The Luxembourg Minister of Family, Corinne Cahen, has announced that the government is currently preparing a revision of the law concerning pension prices of homes for the elderly and the reform of family allowances after the LCGB trade union aired their grievances against recent increases at a meeting with the Minister on Monday.
During the meeting, the LCGB reiterated its call for pension prices to be analysed in-depth with a view to making them more transparent for both establishments in the sector as well as beneficiaris of the system, before claiming that the recent growth in pension prices has hit retirees hard as their income has simultaneously stagnated.
From 2013 to 2015, pensions adjustment was removed and led to a 0.5% increase on 1 January 2016. Meanwhile, the last indexation was incurred in autumn 2013, meaning that the increases imposed by retirement homes and pensions created a financial burden on the people being looked after.
The LCGB has subsequently requested an adaptation to the legal framework regarding geriatric care through the National Solidarity Fund (FNS) in order to cater earlier and more suitably to the people concerned. The trade union claimed that the legal framework has not adapted to the reality on the ground since 2004, meaning that the state contribution and its base calculation are no longer sufficient.
Minister Cahen stated that a revision of the law is underway to introduce quality standards for supported housing, with plans to make pension prices more transparent by analysing various components. A revision of the legal framework of geriatric care could also be on the cards, particularly to ensure that pension prices exceeding the limits prescribed by law would not be charged to people benefitting from FNS state aid. Although the LCGB welcomed the approach, the trade union urged the rapid implementation of the proposed reforms, claiming that delays would result in continued damage to the financial situation of the populations concerned.
The LCGB further stressed that the government should take into account critiques put forward by the State Council to adapt and improve the legislation on family benefits before passing it to the vote of the Chamber of Deputies, to which Minister Cahen responded that a series of amendments are indeed planned, including an increase in the age limit for the allowance for handicapped children.
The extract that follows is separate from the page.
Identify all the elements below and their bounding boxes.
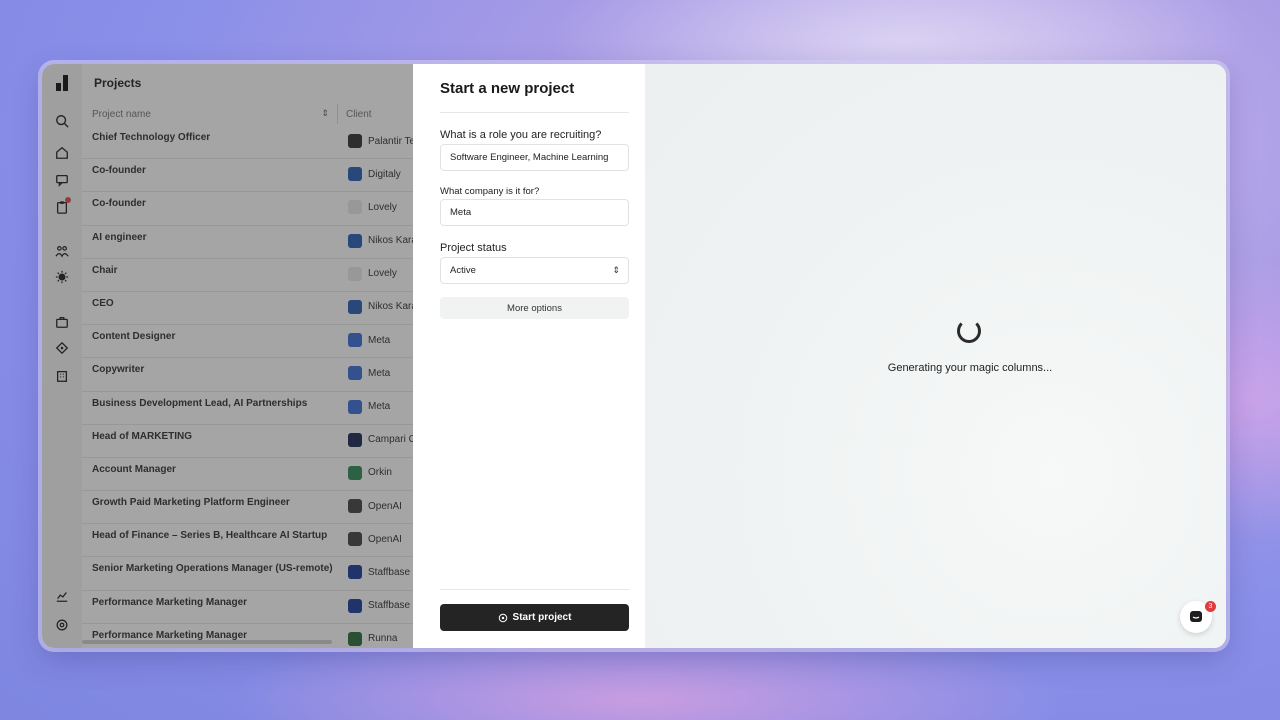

According to the LCGB, the family benefits reform should be passed before the summer holidays, provided that the last amendments were notified in good time by chamber professionals and the State Council. An informaton campaign for the general public has been planned for the day after the vote in the Chamber of Deputies as the family benefits reform will be applied on the first day of the month following the publication of the new law. Taking this into consideration, the LCGB claimed that families would not have enough time to learn about the changes between the launch of the government campaign and the entry into force of the reform.